Tuesday, May 23, 2006

Huzzah! Huzzah! No ODP! No ODP!

Fantastic news from Microsoft - they've introduced a brand spanking new meta tag. If you want to avoid their search engine using the ODP's summary of a clients site then roll in:

<meta name="robots" content="noodp">
<meta name="msnbot" content="noodp">

This week I've already seen Google describe the corporate website for the owners of the worlds only seven star hotel - as a type of ice cream thanks to the ODP. I've seen banks with incorrect names - thanks to the ODP. I've seen entire charities described as a cartoon - thanks to the ODP.

Hopefully Google and Yahoo will follow suit. Is Google typically quick to adopt a good idea? Sometimes. But look at RSS - took them a while there. Will Google want to support a MSN introduced initiative? Hmm. We'll see.

Tuesday, May 09, 2006

Google Patents, Google Caches and Tree Obscured Woods

Sometimes you can't see the wood for the trees. I was in the middle of a presentation where I stress the need for a page to stay on topic and build up a good history in Google when I was reminded of a recent Matt Cuts post on Google's proxy unit.

If Blogger's crap image upload works and re-sizes this the following image is a picture from what's widely known as Google's temporal patent application.

Notice how the History Unit can sometimes sit in between the crawler (document locator) and the web (corpus) and how it sits in between the web front and the index.

Compare that then to Matt's own diagram of the cache.

Here the Cache has almost the very same position.

In matter of fact it would make a lot of sense to combine the role of the Google Cache and the role of the Google History unit. You would keep several caches of the evolution of the web. The advantage of this approach is that you're keeping a copy of how the web page actually was and as you improve your algorithm you'll be able to review the page would have scored. In other words, you can apply the new algorithm to the old site.

The alternative is to use the History Unit as the place to store the algorithm/indexer's interpretation of the web page. Ie, record which keywords it does well on and its structural elements. The advantage here is that you'll use a lot less space.

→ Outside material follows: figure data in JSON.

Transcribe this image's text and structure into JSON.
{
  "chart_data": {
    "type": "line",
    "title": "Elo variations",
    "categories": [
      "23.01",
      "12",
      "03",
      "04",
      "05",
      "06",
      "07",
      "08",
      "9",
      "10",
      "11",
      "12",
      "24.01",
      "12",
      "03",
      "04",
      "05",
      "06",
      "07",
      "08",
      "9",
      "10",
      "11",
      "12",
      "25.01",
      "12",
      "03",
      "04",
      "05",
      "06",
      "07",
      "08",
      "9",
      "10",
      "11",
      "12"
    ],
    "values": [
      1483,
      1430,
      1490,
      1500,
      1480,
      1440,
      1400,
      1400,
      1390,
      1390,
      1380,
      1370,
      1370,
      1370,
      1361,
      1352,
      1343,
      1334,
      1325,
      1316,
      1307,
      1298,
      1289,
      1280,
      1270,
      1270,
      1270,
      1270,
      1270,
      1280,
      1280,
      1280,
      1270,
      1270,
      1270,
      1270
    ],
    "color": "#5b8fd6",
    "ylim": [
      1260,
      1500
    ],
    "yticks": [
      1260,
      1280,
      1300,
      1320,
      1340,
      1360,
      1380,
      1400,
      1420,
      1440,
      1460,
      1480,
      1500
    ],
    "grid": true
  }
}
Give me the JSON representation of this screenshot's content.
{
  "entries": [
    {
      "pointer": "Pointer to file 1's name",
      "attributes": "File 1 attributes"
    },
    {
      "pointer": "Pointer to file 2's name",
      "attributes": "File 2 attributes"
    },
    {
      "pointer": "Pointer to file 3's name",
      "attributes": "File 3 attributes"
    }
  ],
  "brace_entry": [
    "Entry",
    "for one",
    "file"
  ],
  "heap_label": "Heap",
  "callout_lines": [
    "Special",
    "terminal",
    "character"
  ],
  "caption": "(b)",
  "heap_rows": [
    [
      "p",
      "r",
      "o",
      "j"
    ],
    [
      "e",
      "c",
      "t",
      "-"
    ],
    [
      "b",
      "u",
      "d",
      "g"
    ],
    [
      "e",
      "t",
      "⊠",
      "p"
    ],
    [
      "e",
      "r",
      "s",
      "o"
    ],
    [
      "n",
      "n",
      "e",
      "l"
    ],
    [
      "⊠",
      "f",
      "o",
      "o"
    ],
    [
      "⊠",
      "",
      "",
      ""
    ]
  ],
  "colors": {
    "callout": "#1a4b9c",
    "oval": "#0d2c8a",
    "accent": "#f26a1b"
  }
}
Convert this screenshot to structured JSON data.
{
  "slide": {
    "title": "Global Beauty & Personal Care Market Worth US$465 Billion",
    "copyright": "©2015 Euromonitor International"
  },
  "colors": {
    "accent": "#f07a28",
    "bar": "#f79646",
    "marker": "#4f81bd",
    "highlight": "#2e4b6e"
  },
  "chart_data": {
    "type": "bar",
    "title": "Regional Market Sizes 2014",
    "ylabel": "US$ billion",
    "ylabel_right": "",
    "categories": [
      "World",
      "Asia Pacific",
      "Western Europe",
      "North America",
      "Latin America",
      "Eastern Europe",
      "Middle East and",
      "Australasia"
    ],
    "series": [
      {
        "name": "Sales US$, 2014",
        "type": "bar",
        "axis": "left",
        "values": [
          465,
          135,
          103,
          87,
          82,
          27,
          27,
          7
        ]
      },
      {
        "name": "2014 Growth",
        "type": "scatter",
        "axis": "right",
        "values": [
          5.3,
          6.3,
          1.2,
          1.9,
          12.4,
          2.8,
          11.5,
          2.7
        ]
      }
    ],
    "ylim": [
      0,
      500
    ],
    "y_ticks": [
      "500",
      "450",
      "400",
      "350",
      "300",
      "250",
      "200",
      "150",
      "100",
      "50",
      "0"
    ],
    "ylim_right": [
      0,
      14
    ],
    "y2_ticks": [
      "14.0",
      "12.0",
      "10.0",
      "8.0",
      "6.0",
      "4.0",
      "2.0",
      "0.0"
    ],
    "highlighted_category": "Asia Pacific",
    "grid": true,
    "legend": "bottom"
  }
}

Google could even do both as I suspect space is not a concern (despite a recent Register diatribe which mulls otherwise).

Tuesday, May 02, 2006

A9 The Dark Horse

I've always said that A9 are the dark horse in the search engine race. At the time, I would point out how they're powered by Google but, by gosh, you can see how well they data mine. Amazon know exactly what sort of book you like. Imagine if Amazon made the step from being Powered By Google to being Powered By Amazon. Imagine if Amazon put their marketing machine behind A9.

In many ways Amazon have put their marketing machine behind A9. There are discounts for users who search with it - a token search at that, just one and you could get Pi Shared (pi/2) discount from Amazon.com (no joy if you're in the UK or elsewhere; Amazon really needs to get joint up). The Amazon site does promote A9 quite heavily.

We just have not seen A9 take off in the way that it might. I have heard some people ask; "Why use A9, why not just use Google?". People say this about a lot of search engines but with A9 the point was that it was powered by Google, the added extras that Amazon had added to A9 were not enough to give it enough in the way of Unique Selling Points.

The change to Windows Live in both unexpected and expected. It's one of those changes that I didn't predict coming because I simply didn't think about it. A professional SEO does not think about A9 for very many minutes in the day. The change makes sense though. The move to Windows Live gives Amazon a couple of angles;

  • More people will use A9 than will use Windows Live's raw search.

  • Microsoft would have paid a hefty dose.

  • A strong hand to negotiate with Google when it times to negotiate. They've proven they'll change search providers if they want.
  • You might even wonder if Amazon, world class data miners, are now in the position to compare and contrast Google semi-raw data with Windows Live semi-raw data.